Carlitos e o discurso do cinema mudo contra a insensatez do século 21

Em “O Grande Ditador”, Charles Chaplin quebrou o silêncio com um pronunciamento ainda atual, que serve de carapuça para todos aqueles que acreditam que podem ser supremacistas

Fersen Lambranho, para Headline Ideias
#POLÍTICA14 de jan. de 238 min de leitura
Charles Chaplin reproduzindo o gestual de Adolf Hitler na Tomânia, um país fictício do qual se transforma no grande ditador. Foto: United Artists, 1940
Fersen Lambranho, para Headline Ideias14 de jan. de 238 min de leitura

O ano de 1889 foi marcado pela inauguração da Torre Eiffel, uma obra que inicia a engenharia moderna. Nesse mesmo ano, a capital do mundo, Londres, recebeu a iluminação, e o cinema ainda era um experimento.

Coincidentemente, no dia 16 de abril nasceu Charles Chaplin, em Londres, no dia 19 de abril nasceu meu avô, Atilano Lambranho, em Granada, na Espanha, e no dia 20 de abril, na Áustria, nasceu Adolf Hitler.

Os três tiveram suas mães abandonadas por pais bêbados. Os 3 foram extremamente pobres.

Meu avô, um mestre de obras, fazia bonecos para o Carnaval de Cachoeiro de Itapemirim, no Espírito Santo, para onde imigrou. Chaplin tornou-se um comediante, e emigrou do Reino Unido para os Estados Unidos. Hitler, um pintor de paredes que sonhava conseguir viver de pintar quadros, emigrou para a Alemanha, e lutou na 1ª Guerra Mundial, de onde saiu quase cego, afetado pela guerra química. É evidente que meu avô nada tem a acrescentar a esse texto, a não ser pela coincidência do signo – Aries – e do gosto pela arte, como os outros dois famosos arianos. Vidas paralelas, com meu avô representando os centenas de milhões de paisanos que foram impactados fortemente pelos outros dois.

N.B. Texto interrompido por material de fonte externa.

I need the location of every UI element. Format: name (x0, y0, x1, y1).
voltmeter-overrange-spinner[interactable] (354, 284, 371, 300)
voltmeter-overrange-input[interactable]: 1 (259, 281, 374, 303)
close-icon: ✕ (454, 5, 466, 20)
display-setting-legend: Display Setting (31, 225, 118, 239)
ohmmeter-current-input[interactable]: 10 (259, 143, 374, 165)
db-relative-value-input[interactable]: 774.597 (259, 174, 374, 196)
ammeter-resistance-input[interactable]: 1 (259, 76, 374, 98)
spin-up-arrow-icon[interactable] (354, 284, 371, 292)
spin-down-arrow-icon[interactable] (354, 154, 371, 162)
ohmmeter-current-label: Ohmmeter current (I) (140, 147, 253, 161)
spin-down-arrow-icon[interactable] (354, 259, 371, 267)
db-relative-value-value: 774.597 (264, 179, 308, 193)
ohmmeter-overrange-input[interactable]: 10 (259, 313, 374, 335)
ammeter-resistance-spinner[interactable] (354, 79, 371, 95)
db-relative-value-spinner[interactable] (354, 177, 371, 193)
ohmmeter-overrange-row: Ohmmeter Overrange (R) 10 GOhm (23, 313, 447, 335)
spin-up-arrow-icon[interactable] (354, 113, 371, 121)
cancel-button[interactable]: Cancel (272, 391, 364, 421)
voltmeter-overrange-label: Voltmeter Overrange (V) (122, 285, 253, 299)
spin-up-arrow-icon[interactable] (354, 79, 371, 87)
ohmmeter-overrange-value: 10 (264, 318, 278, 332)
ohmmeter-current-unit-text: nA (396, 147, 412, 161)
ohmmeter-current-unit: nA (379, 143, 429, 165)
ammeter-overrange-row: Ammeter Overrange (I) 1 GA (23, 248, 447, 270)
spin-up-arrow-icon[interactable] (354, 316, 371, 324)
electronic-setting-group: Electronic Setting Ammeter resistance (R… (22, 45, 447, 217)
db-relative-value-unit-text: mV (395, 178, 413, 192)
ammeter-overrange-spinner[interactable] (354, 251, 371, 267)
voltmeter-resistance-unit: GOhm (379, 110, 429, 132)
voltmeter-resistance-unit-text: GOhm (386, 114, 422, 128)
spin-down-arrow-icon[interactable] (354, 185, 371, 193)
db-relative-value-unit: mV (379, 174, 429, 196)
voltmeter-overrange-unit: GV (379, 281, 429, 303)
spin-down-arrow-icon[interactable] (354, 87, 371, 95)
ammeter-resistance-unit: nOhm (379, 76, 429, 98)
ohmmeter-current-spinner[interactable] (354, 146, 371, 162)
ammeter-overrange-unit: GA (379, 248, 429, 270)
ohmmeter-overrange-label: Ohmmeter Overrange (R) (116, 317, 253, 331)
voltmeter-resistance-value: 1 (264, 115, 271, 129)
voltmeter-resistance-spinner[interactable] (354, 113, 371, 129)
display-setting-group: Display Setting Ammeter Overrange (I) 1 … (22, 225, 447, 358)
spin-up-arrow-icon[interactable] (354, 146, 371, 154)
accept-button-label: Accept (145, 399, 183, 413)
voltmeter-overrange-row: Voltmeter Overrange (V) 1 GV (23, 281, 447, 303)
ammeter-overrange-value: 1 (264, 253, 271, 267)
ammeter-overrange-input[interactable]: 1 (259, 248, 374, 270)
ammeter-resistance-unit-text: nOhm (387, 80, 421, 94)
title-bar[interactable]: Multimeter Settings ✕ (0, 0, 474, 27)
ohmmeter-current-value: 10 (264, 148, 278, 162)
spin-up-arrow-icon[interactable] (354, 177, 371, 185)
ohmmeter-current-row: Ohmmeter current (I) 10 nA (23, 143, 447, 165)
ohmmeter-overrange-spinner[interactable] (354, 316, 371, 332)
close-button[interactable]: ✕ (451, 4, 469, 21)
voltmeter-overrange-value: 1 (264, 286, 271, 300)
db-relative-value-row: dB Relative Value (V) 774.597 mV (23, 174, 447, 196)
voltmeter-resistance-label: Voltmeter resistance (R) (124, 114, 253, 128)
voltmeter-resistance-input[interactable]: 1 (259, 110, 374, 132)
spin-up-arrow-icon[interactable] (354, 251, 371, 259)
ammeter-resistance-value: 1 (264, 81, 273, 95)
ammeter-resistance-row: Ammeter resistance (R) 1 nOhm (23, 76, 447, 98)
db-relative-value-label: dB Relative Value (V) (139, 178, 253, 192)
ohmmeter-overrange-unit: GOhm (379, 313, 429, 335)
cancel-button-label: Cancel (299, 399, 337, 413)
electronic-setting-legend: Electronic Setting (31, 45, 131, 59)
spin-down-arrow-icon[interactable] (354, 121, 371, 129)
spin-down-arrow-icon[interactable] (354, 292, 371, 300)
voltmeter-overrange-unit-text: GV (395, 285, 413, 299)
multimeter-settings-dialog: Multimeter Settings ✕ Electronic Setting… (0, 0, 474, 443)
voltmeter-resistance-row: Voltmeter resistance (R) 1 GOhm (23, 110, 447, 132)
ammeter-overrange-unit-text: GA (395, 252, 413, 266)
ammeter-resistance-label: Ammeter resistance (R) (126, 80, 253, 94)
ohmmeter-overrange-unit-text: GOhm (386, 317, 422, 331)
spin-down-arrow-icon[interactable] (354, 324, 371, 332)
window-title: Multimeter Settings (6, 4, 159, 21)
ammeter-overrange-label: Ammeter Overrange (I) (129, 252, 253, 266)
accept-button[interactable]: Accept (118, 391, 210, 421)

Já no período da 1ª Guerra, e graças ao cinema nascente, Chaplin tornou-se o homem mais famoso da História, até então, por conta de seu personagem Carlitos, o vagabundo. Chaplin foi o primeiro grande astro global, imitado e admirado por representar o homem comum – ou melhor, um “Zé Ninguém”, como meu avô. Carlitos era o retrato tanto do imigrante pobre e desamparado que fez a América, como do subempregado das metrópoles que cresciam pelo mundo, do “funcionário” das repartições públicas, dos soldados da 1ª Guerra que enfrentavam máquinas para matança em escala industrial, etc. Quando o cinema era mudo, Chaplin conseguiu, apenas com gestos e expressões, transmitir o lirismo e o drama da natureza humana através da comédia.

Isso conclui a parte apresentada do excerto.